In bed KC lay next to Dench, staring at the ceiling, and smoking a cigarette, though they were not supposed to smoke inside. Cat lay on the quilt at the foot of the bed, doing his open-eyed fake-sleep. They were all carnies at the close of Labor Day. She stared at her Hammond keyboard, which right now had laundry piled and draped over it in angles. “What illness do you suppose Milt actually has?” Dench asked.
“Something quiet but wretched.”
“Early onset quelque chose?”
“Not that early. I don’t think I can go on visiting him anymore.
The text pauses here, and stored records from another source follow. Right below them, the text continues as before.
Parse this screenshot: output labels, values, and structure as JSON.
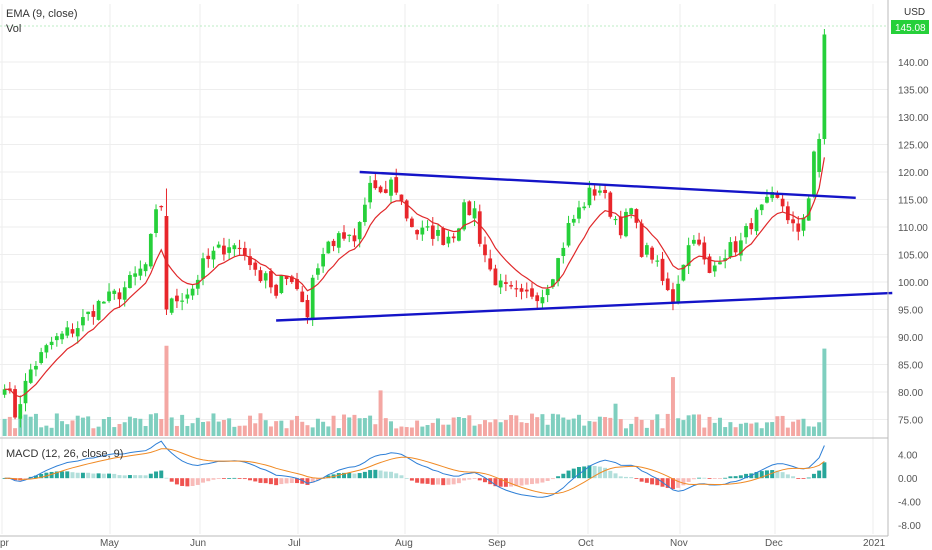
{
  "colors": {
    "up": "#26d03a",
    "down": "#e8262b",
    "ema": "#e0282a",
    "trendline": "#1414c8",
    "vol_up": "#7fcfbf",
    "vol_down": "#f4a7a3",
    "macd_line": "#2e7fd6",
    "signal_line": "#f08a24",
    "hist_pos": "#26a69a",
    "hist_pos_light": "#b2dfdb",
    "hist_neg": "#ef5350",
    "hist_neg_light": "#f8bbb9",
    "price_label_bg": "#26d03a",
    "axis_text": "#555555",
    "grid": "#eeeeee"
  },
  "legend": {
    "ema": "EMA (9, close)",
    "vol": "Vol",
    "macd": "MACD (12, 26, close, 9)"
  },
  "currency": "USD",
  "last_price_label": "145.08",
  "chart_data": [
    {
      "type": "candlestick",
      "title": "",
      "x_ticks": [
        "pr",
        "May",
        "Jun",
        "Jul",
        "Aug",
        "Sep",
        "Oct",
        "Nov",
        "Dec",
        "2021"
      ],
      "y_ticks": [
        "140.00",
        "135.00",
        "130.00",
        "125.00",
        "120.00",
        "115.00",
        "110.00",
        "105.00",
        "100.00",
        "95.00",
        "90.00",
        "85.00",
        "80.00",
        "75.00"
      ],
      "ylim": [
        72,
        148
      ],
      "anchors": [
        [
          0,
          82
        ],
        [
          2,
          76
        ],
        [
          5,
          84
        ],
        [
          9,
          89
        ],
        [
          14,
          92
        ],
        [
          18,
          96
        ],
        [
          22,
          98
        ],
        [
          25,
          101
        ],
        [
          27,
          103
        ],
        [
          29,
          112
        ],
        [
          30,
          114
        ],
        [
          31,
          95
        ],
        [
          33,
          97
        ],
        [
          36,
          99
        ],
        [
          38,
          103
        ],
        [
          40,
          105
        ],
        [
          43,
          107
        ],
        [
          45,
          106
        ],
        [
          47,
          104
        ],
        [
          48,
          101
        ],
        [
          50,
          102
        ],
        [
          52,
          97
        ],
        [
          53,
          100
        ],
        [
          55,
          101
        ],
        [
          57,
          97
        ],
        [
          58,
          94
        ],
        [
          59,
          101
        ],
        [
          62,
          107
        ],
        [
          65,
          108
        ],
        [
          67,
          107
        ],
        [
          69,
          114
        ],
        [
          70,
          118
        ],
        [
          72,
          115
        ],
        [
          74,
          118
        ],
        [
          75,
          117
        ],
        [
          77,
          112
        ],
        [
          79,
          109
        ],
        [
          82,
          109
        ],
        [
          84,
          108
        ],
        [
          86,
          109
        ],
        [
          88,
          113
        ],
        [
          90,
          113
        ],
        [
          91,
          108
        ],
        [
          93,
          102
        ],
        [
          95,
          99
        ],
        [
          97,
          98
        ],
        [
          99,
          97
        ],
        [
          101,
          98
        ],
        [
          103,
          98
        ],
        [
          106,
          104
        ],
        [
          108,
          110
        ],
        [
          110,
          113
        ],
        [
          112,
          116
        ],
        [
          114,
          117
        ],
        [
          116,
          113
        ],
        [
          118,
          110
        ],
        [
          120,
          113
        ],
        [
          122,
          106
        ],
        [
          124,
          105
        ],
        [
          126,
          100
        ],
        [
          127,
          98
        ],
        [
          128,
          97
        ],
        [
          130,
          104
        ],
        [
          132,
          109
        ],
        [
          133,
          106
        ],
        [
          135,
          101
        ],
        [
          137,
          105
        ],
        [
          139,
          106
        ],
        [
          141,
          107
        ],
        [
          143,
          111
        ],
        [
          145,
          113
        ],
        [
          147,
          115
        ],
        [
          149,
          114
        ],
        [
          150,
          112
        ],
        [
          151,
          110
        ],
        [
          152,
          108
        ],
        [
          153,
          112
        ],
        [
          154,
          116
        ],
        [
          155,
          124
        ],
        [
          156,
          126
        ],
        [
          157,
          145
        ]
      ],
      "ema_start": 78,
      "volume_ylim": [
        0,
        100
      ],
      "volume_spikes": [
        [
          31,
          95
        ],
        [
          72,
          48
        ],
        [
          117,
          34
        ],
        [
          128,
          62
        ],
        [
          157,
          92
        ]
      ],
      "trendlines": [
        {
          "name": "upper",
          "from": [
            68,
            120
          ],
          "to": [
            163,
            115.3
          ]
        },
        {
          "name": "lower",
          "from": [
            52,
            93
          ],
          "to": [
            170,
            98
          ]
        }
      ],
      "macd_ticks": [
        "4.00",
        "0.00",
        "-4.00",
        "-8.00"
      ],
      "macd_ylim": [
        -9.5,
        6.5
      ]
    }
  ]
}
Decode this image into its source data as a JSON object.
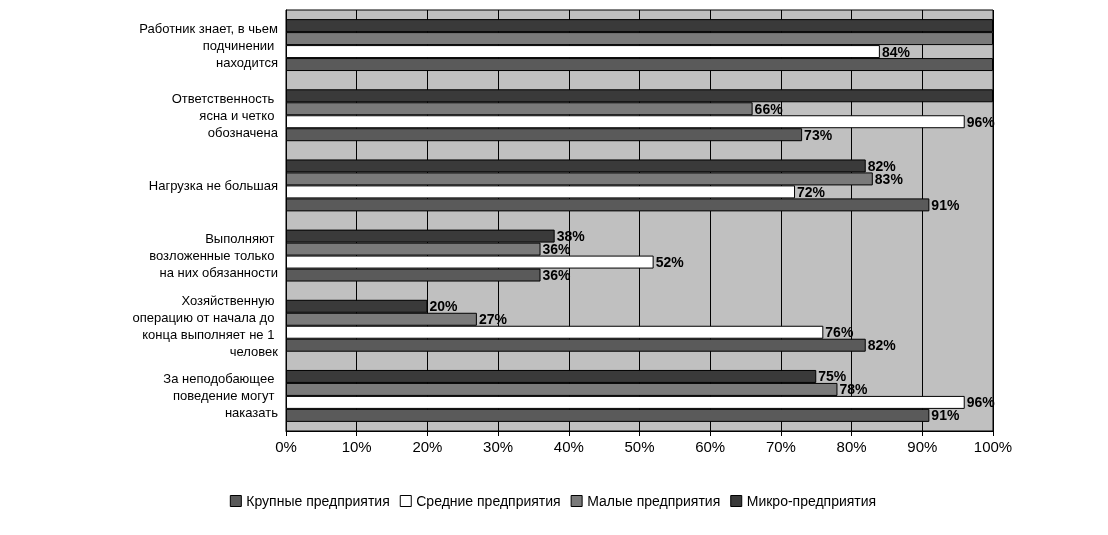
{
  "chart_data": {
    "type": "bar",
    "orientation": "horizontal",
    "categories": [
      "Работник знает, в чьем подчинении находится",
      "Ответственность ясна и четко обозначена",
      "Нагрузка не большая",
      "Выполняют возложенные только на них обязанности",
      "Хозяйственную операцию от начала до конца выполняет не 1 человек",
      "За неподобающее поведение могут наказать"
    ],
    "series": [
      {
        "name": "Микро-предприятия",
        "color": "#3a3a3a",
        "values": [
          100,
          100,
          82,
          38,
          20,
          75
        ],
        "value_labels": [
          null,
          null,
          "82%",
          "38%",
          "20%",
          "75%"
        ]
      },
      {
        "name": "Малые предприятия",
        "color": "#7a7a7a",
        "values": [
          100,
          66,
          83,
          36,
          27,
          78
        ],
        "value_labels": [
          null,
          "66%",
          "83%",
          "36%",
          "27%",
          "78%"
        ]
      },
      {
        "name": "Средние предприятия",
        "color": "#ffffff",
        "values": [
          84,
          96,
          72,
          52,
          76,
          96
        ],
        "value_labels": [
          "84%",
          "96%",
          "72%",
          "52%",
          "76%",
          "96%"
        ]
      },
      {
        "name": "Крупные предприятия",
        "color": "#5a5a5a",
        "values": [
          100,
          73,
          91,
          36,
          82,
          91
        ],
        "value_labels": [
          null,
          "73%",
          "91%",
          "36%",
          "82%",
          "91%"
        ]
      }
    ],
    "xlim": [
      0,
      100
    ],
    "xticks": [
      {
        "value": 0,
        "label": "0%"
      },
      {
        "value": 10,
        "label": "10%"
      },
      {
        "value": 20,
        "label": "20%"
      },
      {
        "value": 30,
        "label": "30%"
      },
      {
        "value": 40,
        "label": "40%"
      },
      {
        "value": 50,
        "label": "50%"
      },
      {
        "value": 60,
        "label": "60%"
      },
      {
        "value": 70,
        "label": "70%"
      },
      {
        "value": 80,
        "label": "80%"
      },
      {
        "value": 90,
        "label": "90%"
      },
      {
        "value": 100,
        "label": "100%"
      }
    ],
    "grid": "x",
    "legend": "bottom"
  }
}
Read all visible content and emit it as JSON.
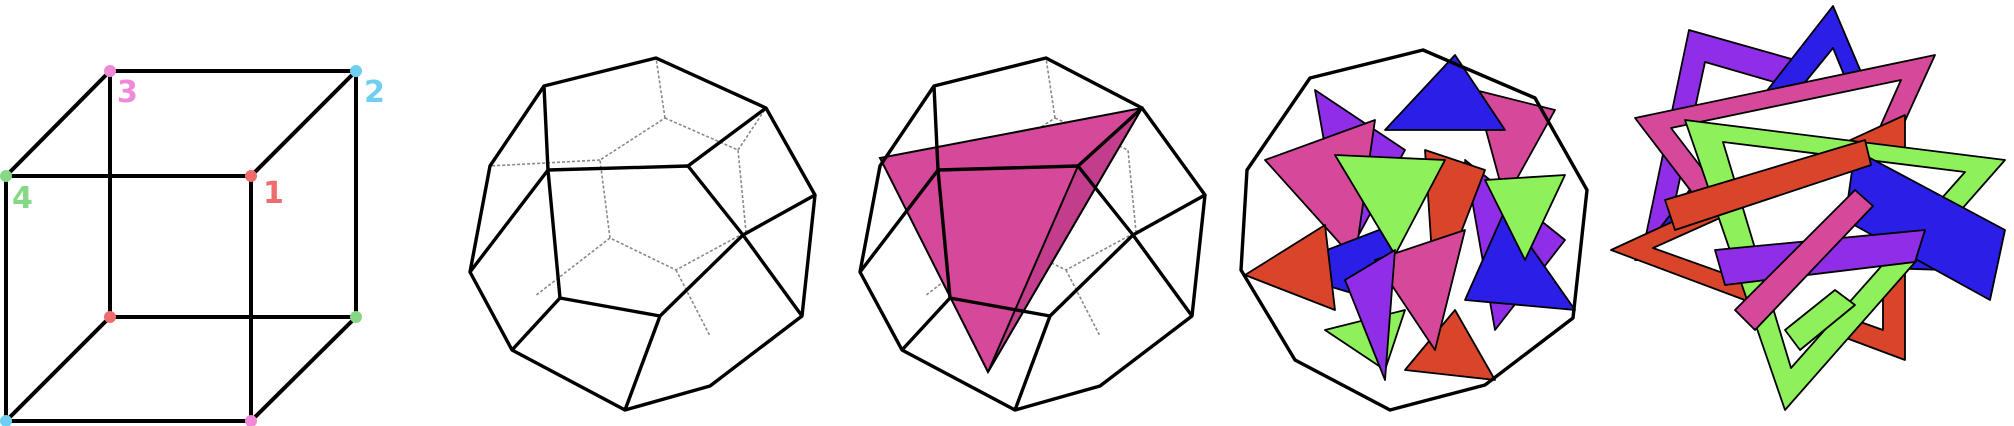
{
  "colors": {
    "background": "#ffffff",
    "edge": "#000000",
    "hidden_edge": "#8a8a8a",
    "vertex_1": "#f06b6b",
    "vertex_2": "#6ecff0",
    "vertex_3": "#f08ad8",
    "vertex_4": "#86d886",
    "magenta": "#d6489a",
    "blue": "#2b1ee6",
    "purple": "#8f2ee6",
    "red": "#d8452a",
    "green": "#8ef05a"
  },
  "cube": {
    "vertex_labels": [
      {
        "text": "1",
        "color": "#f06b6b"
      },
      {
        "text": "2",
        "color": "#6ecff0"
      },
      {
        "text": "3",
        "color": "#f08ad8"
      },
      {
        "text": "4",
        "color": "#86d886"
      }
    ]
  },
  "panels": [
    {
      "name": "cube-with-labeled-vertices",
      "icon": "cube-icon"
    },
    {
      "name": "dodecahedron-wireframe",
      "icon": "dodecahedron-icon"
    },
    {
      "name": "dodecahedron-with-one-tetrahedron",
      "icon": "tetrahedron-in-dodecahedron-icon"
    },
    {
      "name": "dodecahedron-with-five-tetrahedra",
      "icon": "five-tetrahedra-compound-icon"
    },
    {
      "name": "compound-of-five-tetrahedra-frames",
      "icon": "tetrahedra-frames-compound-icon"
    }
  ]
}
I just can’t do it.”
Dench squeezed her thigh then caressed it. “Sure you can,” he said.
She stabbed out her cigarette in a coffee cup, then, turning, rubbed her hand down along Dench’s sinewy biceps and across his tightly muscled stomach, feeling hounded back into his arms, which she had never really left, and now his arms’ familiarity was her only joy. You could lose someone a little but they would still roam the earth. The end of love was one big zombie movie.
“Do you realize that if you smoke enough you will end up lowering your risk of uterine cancer?” she said.
“That’s a bad one,” said Dench. “The silent killer. Especially in men.”
“What did you do today?”
“I worked on some songs about my slavery-oppressed ancestors. I’m blaming the white man for my troubles.”